J'ai toujours de la difficulté à formuler ce pour quoi il n'y a que des mots — pas de phrase(s). Cette rubrique, comme d'autres, en constitue un exemple. La voix, toujours nette, marque le point de départ de cette réflexion. Ce qui surtout m'intéresse sont les mécanismes (verbaux / langagiers) de la voix. J'ai déjà cité pour exemple l'interjection, avec prudence cependant, pour ne pas considérer ce procédé de façon exclusive, mais bien en corrélation avec d'autres mécanismes, dont certains s'expliquent mal.

Prenez cet exemple (considérant la voix en tant qu'entité narrative et / ou lyrique et / ou réflexive qui habite le texte, quelle qu'en soit la forme) : avez-vous déjà eu cette impression, lorsque vous vous trouvez en un lieu désert — une vieille maison, un parc, un entrepôt, une ancienne manufacture, & cætera — que ce lieu vous raconte (à tout le moins qu'il vous inspire) son histoire ?  En un sens, c'est (un peu) votre propre imagination qui travaille à partir de la matière.

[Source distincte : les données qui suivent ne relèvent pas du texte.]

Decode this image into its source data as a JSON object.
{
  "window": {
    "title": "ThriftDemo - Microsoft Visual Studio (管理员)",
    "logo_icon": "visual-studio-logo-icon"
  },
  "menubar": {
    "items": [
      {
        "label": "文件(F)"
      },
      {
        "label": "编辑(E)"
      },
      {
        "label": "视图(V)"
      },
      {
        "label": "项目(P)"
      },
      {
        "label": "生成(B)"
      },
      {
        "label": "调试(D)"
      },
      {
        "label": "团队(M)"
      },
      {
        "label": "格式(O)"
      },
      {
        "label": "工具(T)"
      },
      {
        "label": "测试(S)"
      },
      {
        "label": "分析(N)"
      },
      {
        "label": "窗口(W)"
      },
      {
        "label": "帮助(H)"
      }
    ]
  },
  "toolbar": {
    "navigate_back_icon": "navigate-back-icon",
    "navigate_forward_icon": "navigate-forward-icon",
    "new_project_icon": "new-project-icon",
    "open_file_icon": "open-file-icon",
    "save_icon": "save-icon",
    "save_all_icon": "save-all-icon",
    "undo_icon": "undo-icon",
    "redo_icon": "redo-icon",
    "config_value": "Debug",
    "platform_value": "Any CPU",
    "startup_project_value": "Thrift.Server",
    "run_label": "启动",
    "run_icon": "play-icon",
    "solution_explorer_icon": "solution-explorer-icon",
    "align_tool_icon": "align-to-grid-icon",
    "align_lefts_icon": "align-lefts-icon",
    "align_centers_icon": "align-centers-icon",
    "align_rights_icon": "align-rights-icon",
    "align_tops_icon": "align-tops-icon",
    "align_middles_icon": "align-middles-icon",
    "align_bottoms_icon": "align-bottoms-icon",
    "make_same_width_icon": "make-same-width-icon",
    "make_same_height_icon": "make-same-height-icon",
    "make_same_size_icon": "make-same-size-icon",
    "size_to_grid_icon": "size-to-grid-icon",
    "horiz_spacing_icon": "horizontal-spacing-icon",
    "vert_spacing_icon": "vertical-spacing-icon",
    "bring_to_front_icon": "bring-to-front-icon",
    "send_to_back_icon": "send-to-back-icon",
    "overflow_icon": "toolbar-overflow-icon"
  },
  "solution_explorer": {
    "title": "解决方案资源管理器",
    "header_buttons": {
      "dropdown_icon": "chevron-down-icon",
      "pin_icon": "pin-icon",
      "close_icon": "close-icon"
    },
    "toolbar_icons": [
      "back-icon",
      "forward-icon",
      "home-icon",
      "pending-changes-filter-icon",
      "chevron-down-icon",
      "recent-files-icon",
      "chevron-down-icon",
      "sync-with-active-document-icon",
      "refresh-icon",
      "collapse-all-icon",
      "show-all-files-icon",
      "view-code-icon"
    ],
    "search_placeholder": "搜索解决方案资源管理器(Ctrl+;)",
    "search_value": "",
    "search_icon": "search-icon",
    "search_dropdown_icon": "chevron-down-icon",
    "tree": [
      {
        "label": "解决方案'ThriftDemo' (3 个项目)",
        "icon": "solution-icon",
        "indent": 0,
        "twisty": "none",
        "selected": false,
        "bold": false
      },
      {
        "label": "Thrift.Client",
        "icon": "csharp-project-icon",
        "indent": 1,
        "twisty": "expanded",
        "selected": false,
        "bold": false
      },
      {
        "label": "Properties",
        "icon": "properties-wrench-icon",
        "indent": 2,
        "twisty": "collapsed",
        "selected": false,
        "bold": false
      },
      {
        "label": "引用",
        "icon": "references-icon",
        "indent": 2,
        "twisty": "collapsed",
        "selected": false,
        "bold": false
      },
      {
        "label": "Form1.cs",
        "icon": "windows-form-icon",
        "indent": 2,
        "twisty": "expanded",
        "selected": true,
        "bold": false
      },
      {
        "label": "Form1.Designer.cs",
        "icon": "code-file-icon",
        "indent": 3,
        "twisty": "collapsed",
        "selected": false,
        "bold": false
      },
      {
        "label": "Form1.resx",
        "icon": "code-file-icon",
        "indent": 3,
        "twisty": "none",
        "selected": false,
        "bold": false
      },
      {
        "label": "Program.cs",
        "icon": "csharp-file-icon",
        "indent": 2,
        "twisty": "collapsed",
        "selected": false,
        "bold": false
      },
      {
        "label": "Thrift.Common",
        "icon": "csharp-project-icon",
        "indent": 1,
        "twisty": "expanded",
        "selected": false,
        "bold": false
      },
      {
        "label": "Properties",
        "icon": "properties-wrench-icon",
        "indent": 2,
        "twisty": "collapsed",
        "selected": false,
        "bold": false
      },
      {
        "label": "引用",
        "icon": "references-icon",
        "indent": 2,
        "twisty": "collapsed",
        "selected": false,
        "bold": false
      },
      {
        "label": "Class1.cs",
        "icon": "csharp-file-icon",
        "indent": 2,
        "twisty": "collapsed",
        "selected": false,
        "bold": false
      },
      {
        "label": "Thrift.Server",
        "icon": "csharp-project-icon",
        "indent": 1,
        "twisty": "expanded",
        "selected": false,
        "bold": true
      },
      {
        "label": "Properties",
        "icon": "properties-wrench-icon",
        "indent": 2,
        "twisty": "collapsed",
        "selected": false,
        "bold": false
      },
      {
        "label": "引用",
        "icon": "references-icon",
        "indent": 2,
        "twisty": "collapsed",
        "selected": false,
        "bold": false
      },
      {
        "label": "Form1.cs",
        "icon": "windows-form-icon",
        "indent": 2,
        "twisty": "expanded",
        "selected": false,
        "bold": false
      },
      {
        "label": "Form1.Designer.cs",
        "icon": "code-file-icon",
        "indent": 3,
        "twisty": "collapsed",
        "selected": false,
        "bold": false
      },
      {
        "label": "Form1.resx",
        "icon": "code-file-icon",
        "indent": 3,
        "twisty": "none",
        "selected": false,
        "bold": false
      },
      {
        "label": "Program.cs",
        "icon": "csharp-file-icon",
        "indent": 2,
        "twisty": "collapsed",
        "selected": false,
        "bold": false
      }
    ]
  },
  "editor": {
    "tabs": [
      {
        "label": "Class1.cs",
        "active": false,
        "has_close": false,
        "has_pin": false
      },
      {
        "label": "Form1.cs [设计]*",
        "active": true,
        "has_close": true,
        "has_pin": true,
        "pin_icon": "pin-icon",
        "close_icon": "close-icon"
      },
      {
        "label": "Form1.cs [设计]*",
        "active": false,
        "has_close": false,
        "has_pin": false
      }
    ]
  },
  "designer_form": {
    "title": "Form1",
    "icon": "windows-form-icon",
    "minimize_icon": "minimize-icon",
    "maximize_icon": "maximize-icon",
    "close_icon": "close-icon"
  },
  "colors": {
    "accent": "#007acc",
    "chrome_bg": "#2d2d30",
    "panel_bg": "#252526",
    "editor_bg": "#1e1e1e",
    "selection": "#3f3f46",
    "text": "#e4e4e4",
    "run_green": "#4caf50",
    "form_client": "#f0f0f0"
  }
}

Nous participons à la (re)construction — ou (re)constitution — de ce qui nous est donné à… expérimenter. Nous faisons partie de la machine créatrice qui nous habite et qui nous entoure à la fois.

Bien entendu, comment ne pas établir le pont entre la voix et les “ mot's ” ?  Dans la lecture comme dans l'écriture, il y a la matière qui stimule, à tout le moins qui remplit notre imaginaire. Un certain travail sur la matière s'exécute / s'accomplit, une machine se met en marche. Pour moi, tout se (re)constitue en langage, cependant que pour d'autres tout est musique, formes, textures, couleurs… mais encore, il y a un peu de tout ça dans le travail artistique, quelle qu'en soit la nature.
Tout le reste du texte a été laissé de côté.